When You're Strange

When You're Strange

Theatrical poster
Directed by Tom DiCillo
Produced by John Beug
Jeff Jampol
Peter Jankowski
Written by Tom DiCillo
Narrated by Johnny Depp
Music by The Doors
Cinematography Paul Ferrara
Edited by Micky Blythe
Kevin Krasny
Distributed by Rhino Entertainment
Release dates
Running time
86 minutes
Country United States
Language English

When You're Strange is a 2009 documentary about The Doors. It is written and directed by Tom DiCillo and for the first time makes material from Jim Morrison's 1969 film fragment HWY: An American Pastoral publicly available.[1]

Doors keyboardist Ray Manzarek has stated that "This will be the true story of the Doors,"[1][2] and that the film will be "the anti-Oliver Stone,"[1][2] referring to the 1991 film about the group that Stone directed, and which drew criticism from many Doors fans and several people who knew Morrison.

Production

The documentary was first screened at the Sundance Film Festival on January 17, 2009.[3] It received somewhat favorable reviews from that showing, but the narration (by director DiCillo) was singled out by most viewers as very seriously flawed for its monotonic delivery. Due to the rash of complaints about the narration, Johnny Depp was hired to redub it. A few months later, DiCillo pronounced the film "just about locked" and announced that there would be a showing of the new "redux" version. It debuted at the Los Angeles Film Festival on Sunday, June 21, 2009.

The completed film was also shown at the London Film Festival on October 16–18, 2009. The film was released in theaters on April 9, 2010,[4] with a soundtrack release on April 6, 2010. It was released in Canada on April 15, 2010. PBS showed this film as part of its series American Masters on May 12, 2010.[5] The film was released on DVD on June 29, 2010.[6][7] In France the film, distributed by MK2, was released under its original title and received an excellent reception.[8]

Reception

Doors guitarist Robby Krieger believes that the film puts together a more accurate portrayal of Morrison than the 1991 biopic; ‘I think when you see the Oliver Stone movie – I'm amazed how good Val Kilmer did – but, you know, the problem with that movie is that the script was kind of stupid. It doesn't really capture how Jim was at all. This gives you a much better insight into how his mind worked, I think.’[9]

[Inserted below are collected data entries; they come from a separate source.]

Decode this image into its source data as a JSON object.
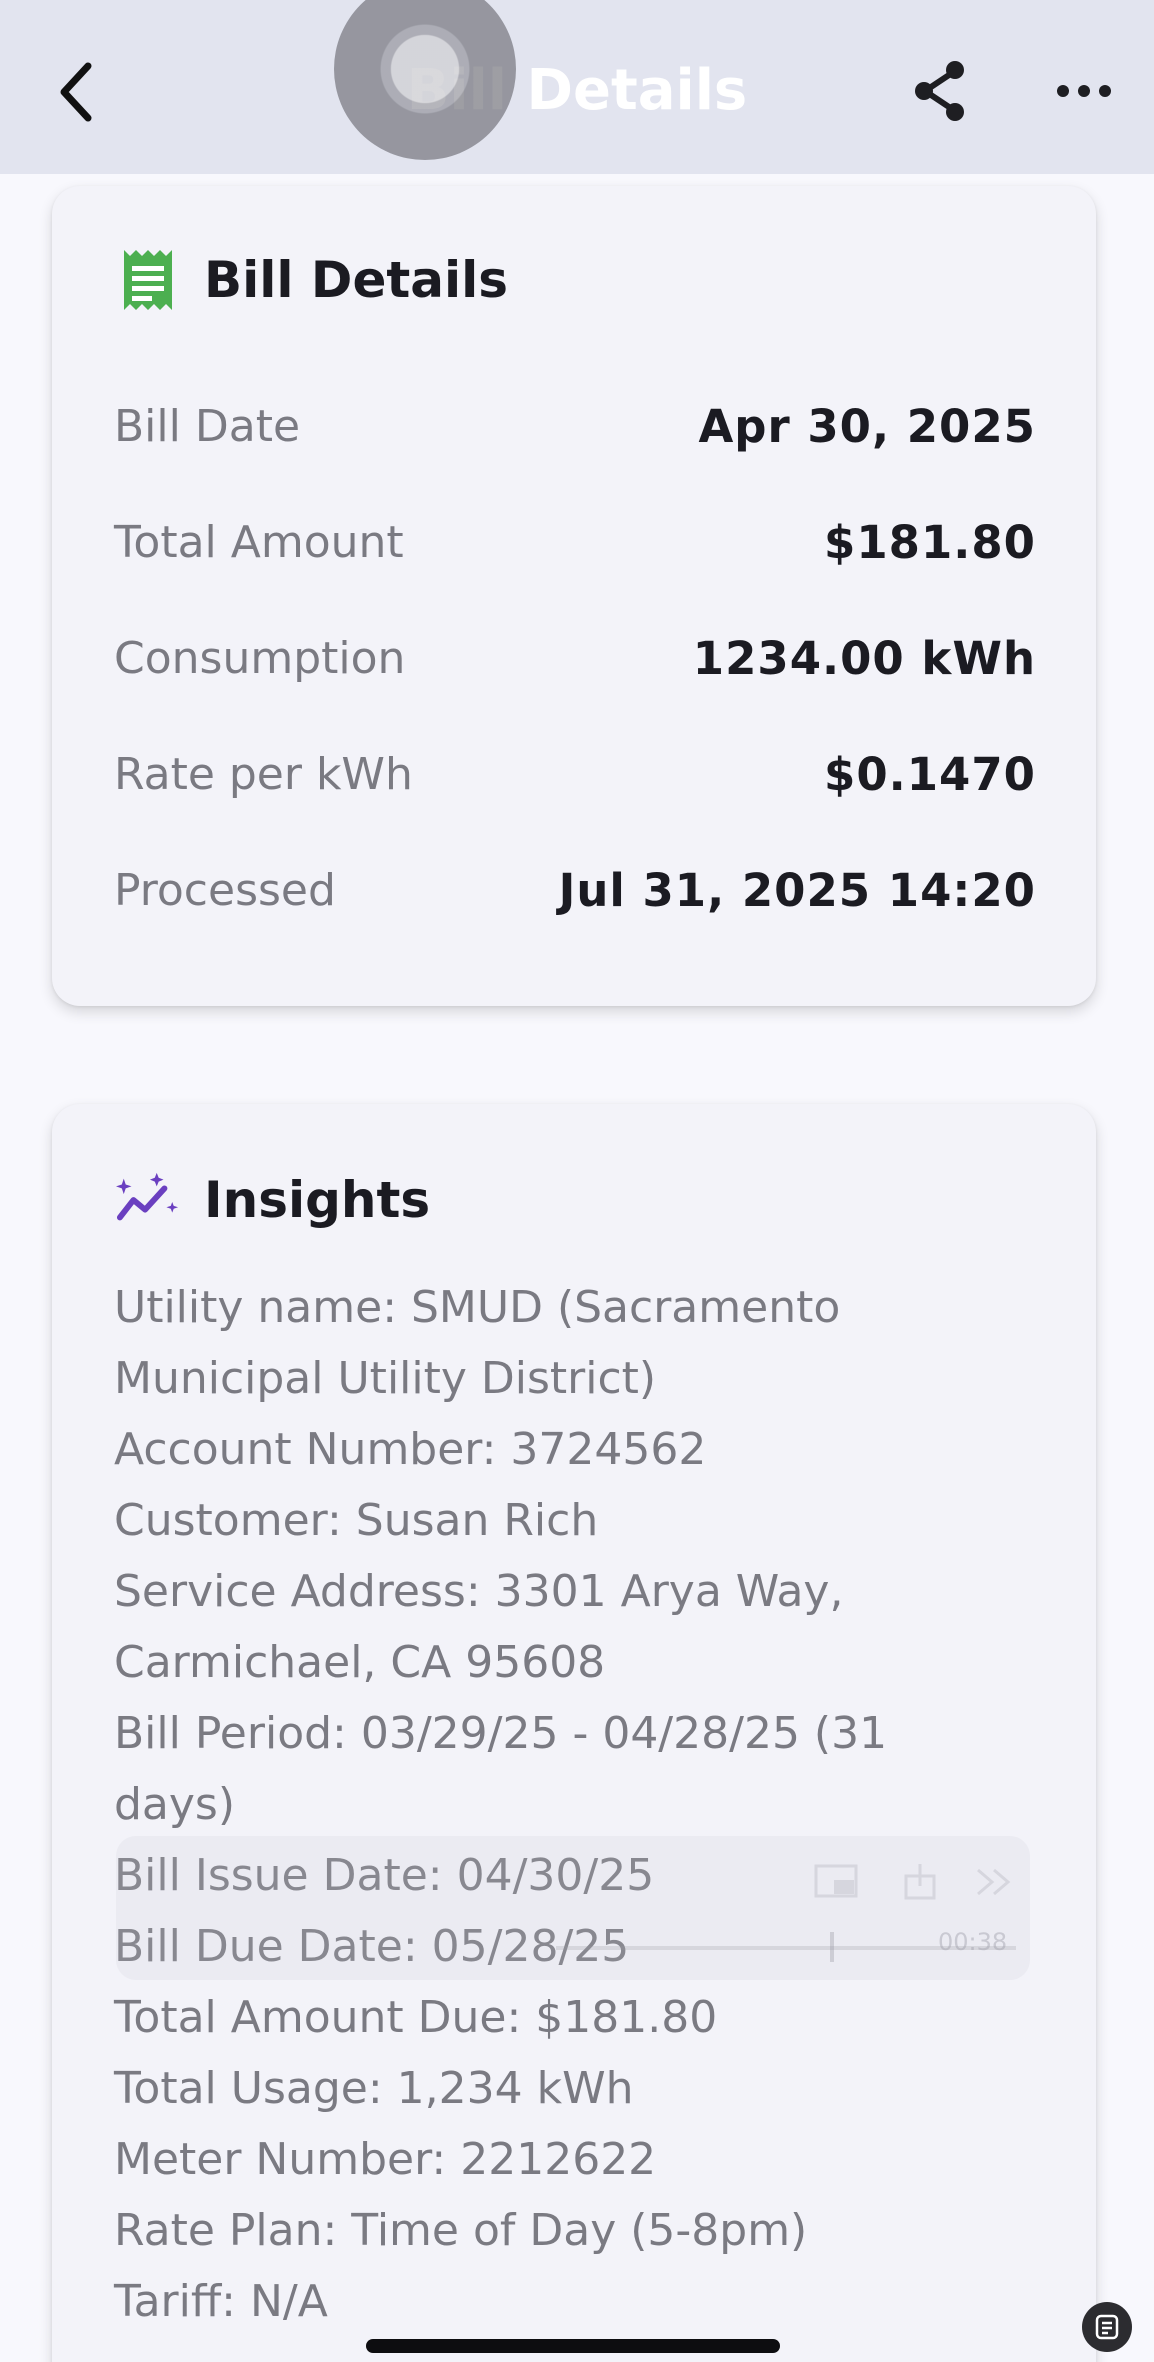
{
  "nav": {
    "title": "Bill Details",
    "icons": {
      "back": "chevron-left-icon",
      "share": "share-icon",
      "more": "more-horizontal-icon"
    }
  },
  "details": {
    "title": "Bill Details",
    "icon": "receipt-icon",
    "rows": [
      {
        "label": "Bill Date",
        "value": "Apr 30, 2025"
      },
      {
        "label": "Total Amount",
        "value": "$181.80"
      },
      {
        "label": "Consumption",
        "value": "1234.00 kWh"
      },
      {
        "label": "Rate per kWh",
        "value": "$0.1470"
      },
      {
        "label": "Processed",
        "value": "Jul 31, 2025 14:20"
      }
    ]
  },
  "insights": {
    "title": "Insights",
    "icon": "sparkle-chart-icon",
    "lines": [
      "Utility name: SMUD (Sacramento",
      "Municipal Utility District)",
      "Account Number: 3724562",
      "Customer: Susan Rich",
      "Service Address: 3301 Arya Way,",
      "Carmichael, CA 95608",
      "Bill Period: 03/29/25 - 04/28/25 (31",
      "days)",
      "Bill Issue Date: 04/30/25",
      "Bill Due Date: 05/28/25",
      "Total Amount Due: $181.80",
      "Total Usage: 1,234 kWh",
      "Meter Number: 2212622",
      "Rate Plan: Time of Day (5-8pm)",
      "Tariff: N/A"
    ]
  },
  "video_overlay": {
    "time": "00:38"
  },
  "colors": {
    "navbar": "#e2e4ef",
    "page": "#f8f8fd",
    "card": "#f3f3f9",
    "receipt_icon": "#4caf50",
    "insights_icon": "#6a3fc0"
  }
}
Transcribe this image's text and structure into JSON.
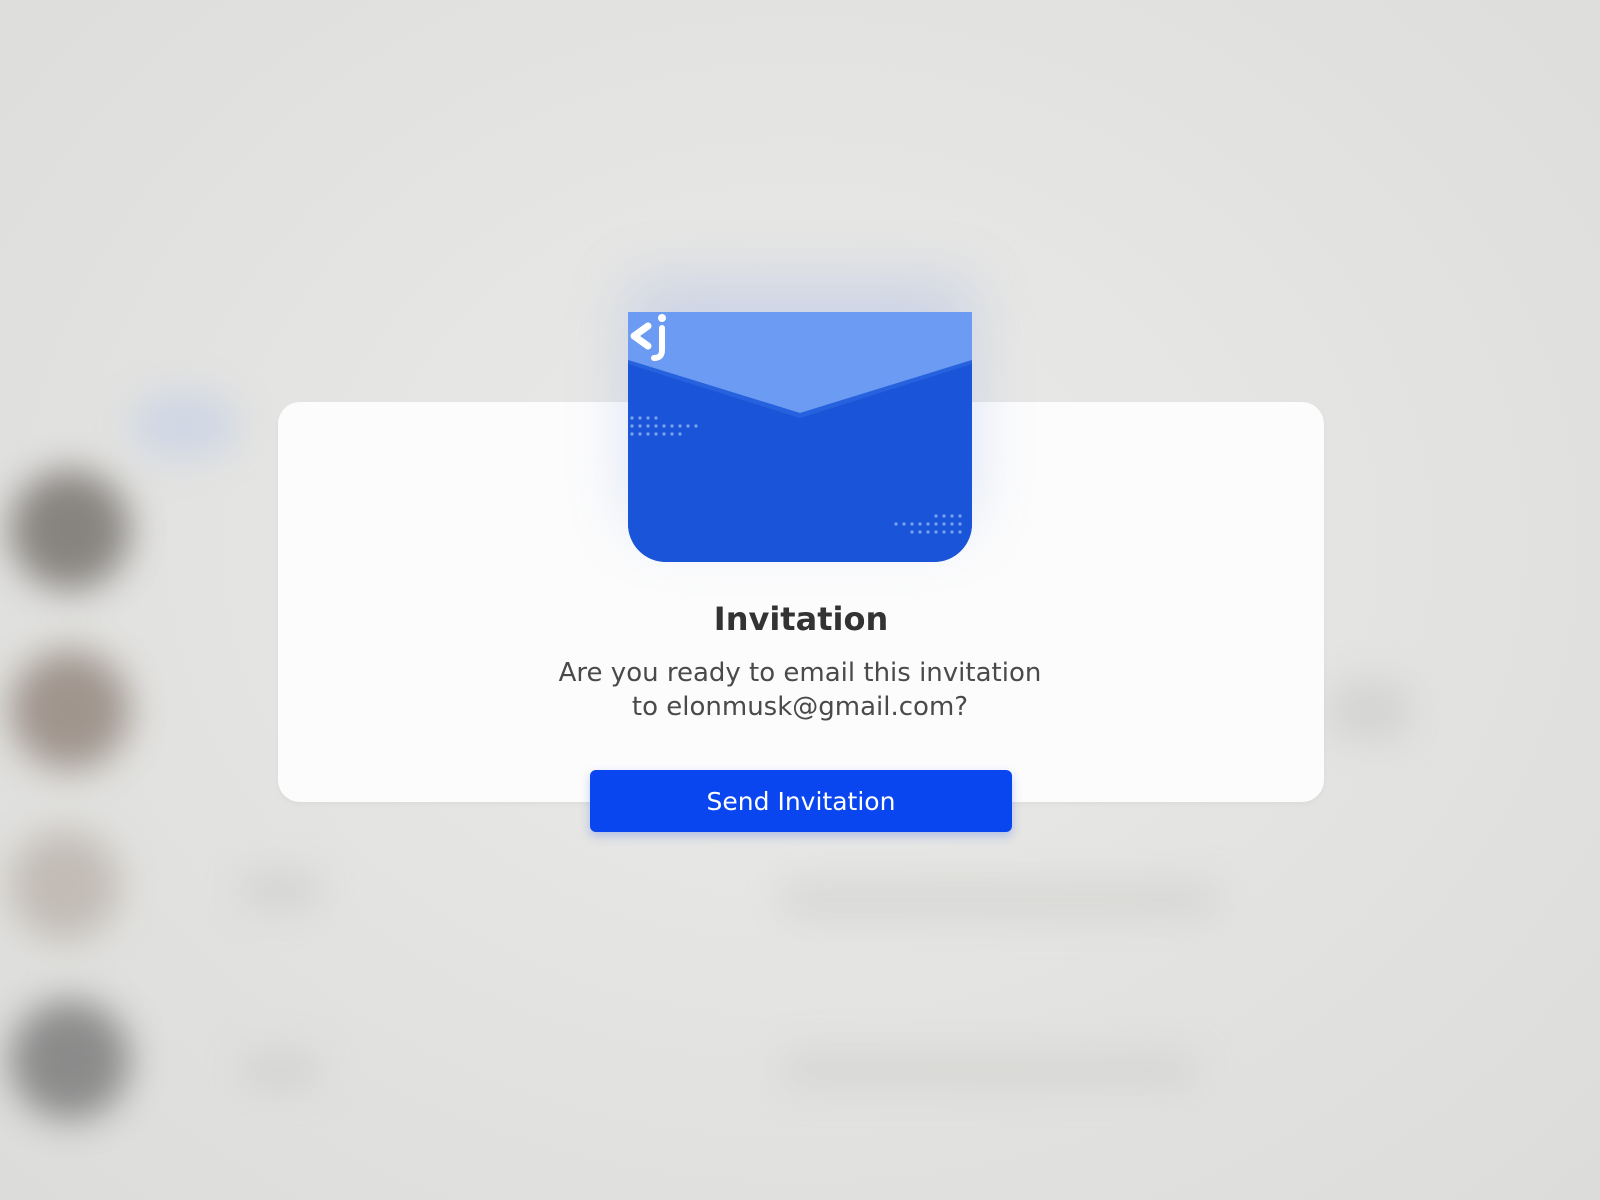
{
  "dialog": {
    "title": "Invitation",
    "message_line1": "Are you ready to email this invitation",
    "message_line2": "to elonmusk@gmail.com?",
    "send_label": "Send Invitation"
  },
  "icons": {
    "envelope": "envelope-icon",
    "logo": "brand-logo-icon"
  },
  "colors": {
    "envelope_body": "#1a55d9",
    "envelope_flap": "#6b9bf3",
    "button": "#0a46ef",
    "title": "#333333",
    "message": "#4a4a4a"
  }
}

Overall Krieger felt ‘really happy’ about how the film has turned out, crediting in particular the editing work. The surviving members of the band decided not to get too involved in the project to try to get the right neutral balance that an outsider would try to achieve."[9]

The film was nominated for an Emmy Award for Outstanding Nonfiction Series following its airing on American Masters on PBS.[10] In December 2010 the film was nominated for a Grammy Award for Best Long Form Video and subsequently won the award in February 2011.[11]